Another missing piece from the templates I created would be tracking different currencies. They are currently denominated in USD. Not sure a spreadsheet is the best way to model a whole multi-currency treasury management model.

I mentioned on Twitter, I think something like 6 months of expenses in whatever currency the expenses need to be paid in could be a good rule of thumb to start with.

That expenses currency is the key part. If people involved are being contracted in DAI – great! But if they are being paid in USD or EUR, then likely they should be kept in that expense currency, rather than pushing the conversion to the end receiver.

As I said, would love some input from some finance operations / treasury management experts!

@decanus @fubuloubu @chisel don’t know if Yalor has an account here.

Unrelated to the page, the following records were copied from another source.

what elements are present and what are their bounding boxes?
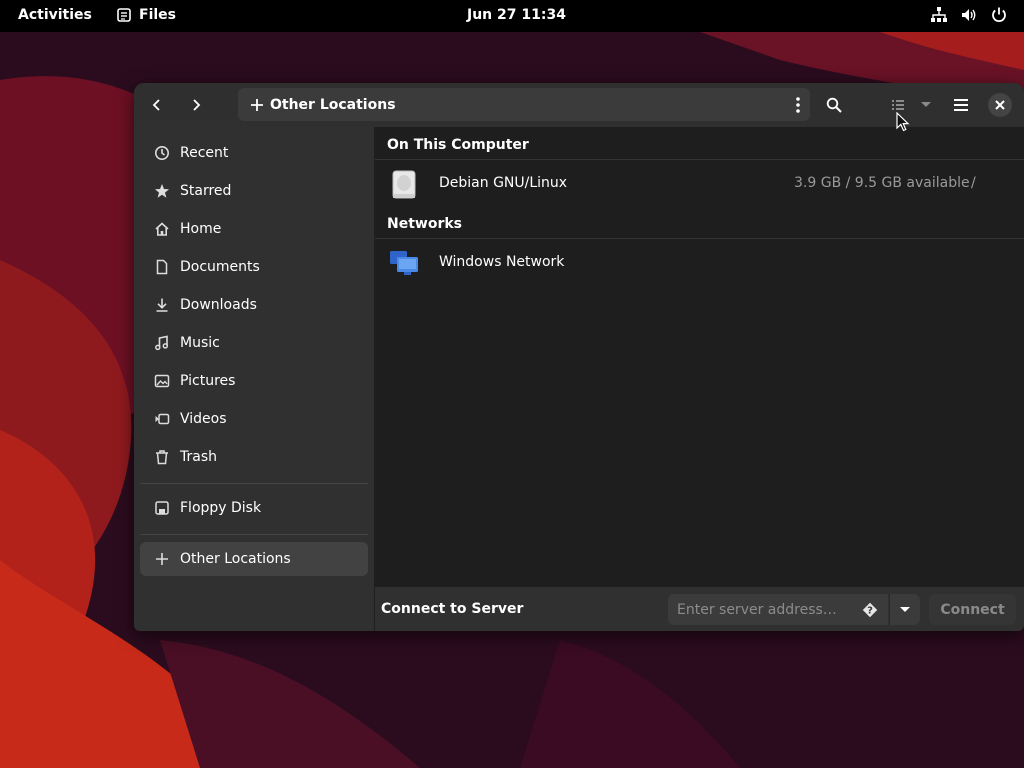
forward-button[interactable] — [182, 91, 210, 119]
path-label: Other Locations — [270, 96, 396, 113]
plus-icon — [250, 98, 264, 112]
sidebar-item-label: Starred — [180, 183, 232, 199]
section-title-computer: On This Computer — [387, 137, 529, 153]
sidebar-item-label: Videos — [180, 411, 227, 427]
drive-icon — [392, 170, 416, 199]
sidebar-item-label: Trash — [180, 449, 217, 465]
close-button[interactable] — [986, 91, 1014, 119]
caret-down-icon — [921, 102, 931, 107]
document-icon — [153, 258, 171, 276]
music-icon — [153, 334, 171, 352]
chevron-left-icon — [152, 99, 160, 111]
activities-button[interactable]: Activities — [18, 7, 92, 23]
sidebar-item-music[interactable]: Music — [140, 326, 368, 360]
sidebar-item-videos[interactable]: Videos — [140, 402, 368, 436]
sidebar-separator — [140, 534, 368, 535]
section-title-networks: Networks — [387, 216, 463, 232]
list-view-icon — [892, 100, 904, 110]
hamburger-icon — [954, 99, 968, 111]
connect-to-server-label: Connect to Server — [381, 601, 524, 617]
sidebar-item-label: Pictures — [180, 373, 236, 389]
picture-icon — [153, 372, 171, 390]
locations-view: On This Computer Debian GNU/Linux 3.9 GB… — [375, 127, 1024, 587]
location-row-debian[interactable]: Debian GNU/Linux 3.9 GB / 9.5 GB availab… — [375, 165, 1024, 203]
search-icon — [826, 97, 842, 113]
sidebar: Recent Starred Home Documents Downloads … — [134, 127, 375, 631]
files-window: Other Locations Recent Starred Home Docu… — [134, 83, 1024, 631]
sidebar-item-recent[interactable]: Recent — [140, 136, 368, 170]
sidebar-item-label: Downloads — [180, 297, 257, 313]
clock[interactable]: Jun 27 11:34 — [467, 7, 566, 23]
trash-icon — [153, 448, 171, 466]
sidebar-item-label: Music — [180, 335, 220, 351]
kebab-icon — [796, 97, 800, 113]
header-bar: Other Locations — [134, 83, 1024, 127]
help-icon[interactable]: ? — [862, 602, 878, 622]
location-availability: 3.9 GB / 9.5 GB available — [794, 175, 970, 191]
sidebar-item-label: Recent — [180, 145, 229, 161]
sidebar-item-label: Floppy Disk — [180, 500, 262, 516]
location-name: Windows Network — [439, 254, 565, 270]
connect-button[interactable]: Connect — [929, 594, 1016, 625]
windows-network-icon — [390, 251, 418, 275]
view-options-button[interactable] — [912, 91, 940, 119]
location-name: Debian GNU/Linux — [439, 175, 568, 191]
section-divider — [375, 159, 1024, 160]
close-icon — [995, 100, 1005, 110]
clock-icon — [153, 144, 171, 162]
sidebar-item-label: Documents — [180, 259, 260, 275]
download-icon — [153, 296, 171, 314]
sidebar-item-downloads[interactable]: Downloads — [140, 288, 368, 322]
main-menu-button[interactable] — [947, 91, 975, 119]
sidebar-item-pictures[interactable]: Pictures — [140, 364, 368, 398]
section-divider — [375, 238, 1024, 239]
floppy-icon — [153, 499, 171, 517]
caret-down-icon — [900, 606, 910, 612]
sidebar-item-trash[interactable]: Trash — [140, 440, 368, 474]
sidebar-item-floppy-disk[interactable]: Floppy Disk — [140, 491, 368, 525]
sidebar-item-documents[interactable]: Documents — [140, 250, 368, 284]
files-app-icon — [117, 8, 131, 22]
connect-to-server-bar: Connect to Server ? Connect — [375, 587, 1024, 631]
power-icon — [992, 7, 1006, 22]
recent-servers-dropdown[interactable] — [889, 594, 920, 625]
back-button[interactable] — [143, 91, 171, 119]
plus-icon — [153, 550, 171, 568]
server-address-input[interactable] — [668, 594, 888, 625]
chevron-right-icon — [193, 99, 201, 111]
volume-icon — [962, 9, 976, 21]
search-button[interactable] — [820, 91, 848, 119]
sidebar-item-label: Home — [180, 221, 222, 237]
mouse-pointer-icon — [896, 112, 910, 132]
location-mount-point: / — [971, 175, 976, 191]
system-tray[interactable] — [930, 6, 1008, 24]
sidebar-item-label: Other Locations — [180, 551, 291, 567]
svg-text:?: ? — [867, 606, 873, 617]
path-bar[interactable]: Other Locations — [238, 88, 810, 121]
sidebar-item-starred[interactable]: Starred — [140, 174, 368, 208]
network-icon — [931, 7, 947, 22]
video-icon — [153, 410, 171, 428]
app-name: Files — [139, 7, 176, 23]
sidebar-separator — [140, 483, 368, 484]
star-icon — [153, 182, 171, 200]
location-row-windows-network[interactable]: Windows Network — [375, 244, 1024, 282]
home-icon — [153, 220, 171, 238]
top-bar: Activities Files Jun 27 11:34 — [0, 0, 1024, 32]
app-menu[interactable]: Files — [117, 7, 176, 23]
sidebar-item-other-locations[interactable]: Other Locations — [140, 542, 368, 576]
sidebar-item-home[interactable]: Home — [140, 212, 368, 246]
path-menu-button[interactable] — [796, 97, 800, 117]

I do now @boris and just to clarify I am not a “treasury expert” or anything, far from it, I am however a person committed to supporting open source projects and the long term health of the Ethereum Environ. So I chimed in on that thread to make it known that we are working solutions for Grantees at the Grant Ops project (which is literally just getting it’s feet) I would love to collaborate on and potentially fund the crowdsourcing and creation of articles that we can host on our site and share with all the teams we come in contact with.

So for now let’s keep discussing and see where the path leads us, I’ll keep an eye on this channel :face_with_monocle:and thanks again for the invite!


RE: What Should People Get Paid?

At the Ethereum Foundation, there is currently a base rate for contractors that varies based on experience, but IMO is generally too low for major cities.

I have been advocating that there be a global base rate based on experience + an additional amount based on regional living costs. The regional addition would be changed once the contractor notifies their lead that he/she will be living somewhere for longer than a month.

Recently I started thinking that if a person is moving around a lot, the EF should carry that person’s living expenses, and otherwise give that person the base rate.


Open Collective has a bunch of updates rolling out. I’ve arranged for a Community Call with Open Collective so that various projects can ask questions from the OC team.